For one thing, the transition that is needed calls for a rate and depth of infrastructural change that can only be achieved through centralised planning. In addition, the technical challenge of the variability of renewable energy requires the capacity to coordinate diverse forms of generation across multiple locations. Accountable centralised grid infrastructure is more important than ever.
This does not mean we must return to the top-down state industries of yesteryear. Nor does it mean conceding power over the transition to private utility firms. The vision of Trade Unions for Energy Democracy and TNI has comprehensively reclaiming public utilities at its heart. Our agenda includes municipalities forging cooperative partnerships with utility firms that are under democratic public ownership and that adopt a public goods rather than profit-based approach. In Denmark, public-public partnerships of this kind between public utility firms, municipalities and co-operatives have driven one of the most advanced energy transitions in the world. In Costa Rica (see below), a publicly planned, owned and organised electricity system has enabled the country to fully decarbonise its power provision.17
We need public-community collaborations across scales
The question is not whether decentralisation or centralisation will deliver the energy transition, but rather how public and community actors can collaborate across scales in ways that prioritise the public good over private gain.

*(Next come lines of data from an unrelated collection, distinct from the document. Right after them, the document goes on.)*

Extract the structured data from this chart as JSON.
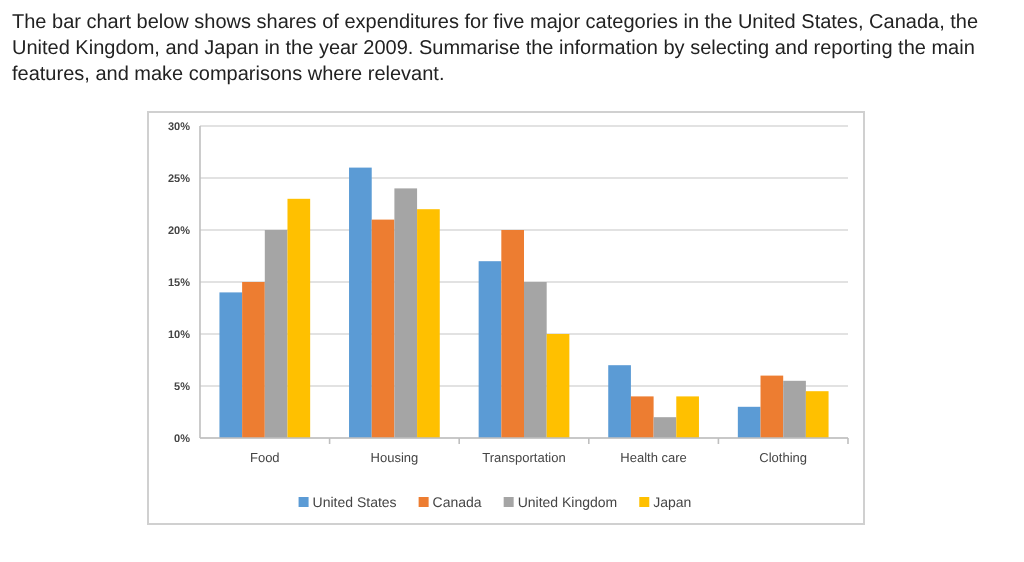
{
  "chart_data": {
    "type": "bar",
    "title": "The bar chart below shows shares of expenditures for five major categories in the United States, Canada, the United Kingdom, and Japan in the year 2009. Summarise the information by selecting and reporting the main features, and make comparisons where relevant.",
    "categories": [
      "Food",
      "Housing",
      "Transportation",
      "Health care",
      "Clothing"
    ],
    "series": [
      {
        "name": "United States",
        "color": "#5b9bd5",
        "values": [
          14,
          26,
          17,
          7,
          3
        ]
      },
      {
        "name": "Canada",
        "color": "#ed7d31",
        "values": [
          15,
          21,
          20,
          4,
          6
        ]
      },
      {
        "name": "United Kingdom",
        "color": "#a5a5a5",
        "values": [
          20,
          24,
          15,
          2,
          5.5
        ]
      },
      {
        "name": "Japan",
        "color": "#ffc000",
        "values": [
          23,
          22,
          10,
          4,
          4.5
        ]
      }
    ],
    "ylim": [
      0,
      30
    ],
    "yticks": [
      {
        "value": 0,
        "label": "0%"
      },
      {
        "value": 5,
        "label": "5%"
      },
      {
        "value": 10,
        "label": "10%"
      },
      {
        "value": 15,
        "label": "15%"
      },
      {
        "value": 20,
        "label": "20%"
      },
      {
        "value": 25,
        "label": "25%"
      },
      {
        "value": 30,
        "label": "30%"
      }
    ],
    "grid": "y",
    "legend": "bottom"
  }
}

The neoliberal energy model imposes unnecessary challenges to the renewable transition. Instead of an environment where electricity utilities and decentralised energy producers are encouraged to work together to solve the challenges, they are instead stuck in an environment of profit-seeking and competition. Rather than being forced to choose between decentralisation and centralisation, fixing the failure of energy liberalisation and privatisation requires nothing less than reclaiming energy systems from the market to build an overarching publicly owned energy sector that is accountable and democratic, with ample room for community initiatives. But if countries continue to rely on free markets, decentralisation may actually strengthen, rather than challenge, the for-profit energy system.
In order to truly ensure universal access to clean energy, the focus should be more on democratisation than on decentralisation. Take the community constructed, owned, managed and operated micro hydro power plants in El Cua, Nicaragua. Here, energy is regarded as a right that should be affordable for everyone. Members’ financial contributions are based on their income, rather than a price per kWh, as this would limit access for poorer households.18
By prioritising democratisation, the right to energy can be achieved on a larger scale. Costa Rica is home to four large rural electricity cooperatives, owned and run by their users. These not-for-profit cooperatives take part in setting, developing and enforcing public policies in rural communities.19 Altogether, these cooperatives cover a fifth of the national territory and supply power to over 390,000 users.20 Electricity coverage in Costa Rica is 99.9 per cent because cooperatives do not have to complete with but operate alongside the state-owned electricity utility ICE, alongside several sub-national public companies.21
Democratisation can increase accountability and is key to effectively interlink decentralised initiatives with larger-scale energy production and vice versa in order to achieve clean energy for all.